Keywords: Autophagy; Development; Embryogenesis; Genetics; Oogenesis; Regeneration; Spermatogenesis.

Figure 1.. Different types of autophagy are used to deliver cytoplasmic materials to lysosomes.

Macroautophagy degrades cytosolic cargo components by delivery to lysosomes. Cytoplasmic cargoes are first associated with phagophore growth, autophagosome maturation, and subsequent trafficking and fusion with the lysosome. Chaperone-mediated autophagy (CMA) utilizes recognition of a KFERQ pentapeptide sequence along with Hsp70-mediated trafficking to the lysosome surface. Microautophagy involves direct sequestration of cytoplasmic material into lysosome.

Figure 2.. The role of autophagy in spermatogenesis.

Autophagy mutants exhibit multiple defects in sperm development, including defective clearance of paternal mitochondria, defects in sperm head morphogenesis and acrosome biogenesis, and defects in sperm motility and flagellar development.

Figure 3.. Selective autophagy of ER and mitochondria share common components.

PINK1 regulates both ER-phagy and mitophagy.

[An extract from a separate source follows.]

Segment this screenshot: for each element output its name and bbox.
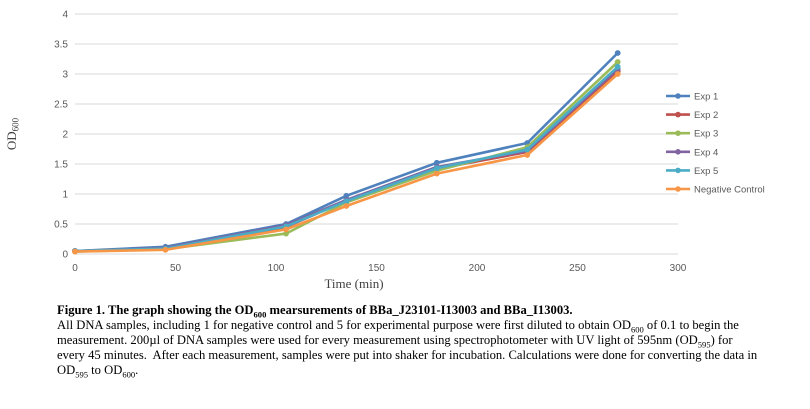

Keap1 and Parkin act as rheostats for selective quality control, with Keap1 regulating ER-phagy and Parkin regulating mitophagy.

Figure 4.. Liquid-Liquid phase transition-based autophagy in C. elegans germline development.

P-granules are degraded in an autophagy-dependent manner. SEPA-1 is an adaptor for LGG-1-mediated autophagosome formation, where EPG-2 plays a role in the association of P-granules with early autophagic structures, EPG-3 plays roles in autophagosome formation, and EPG-5 regulates the late degradation of P-granules.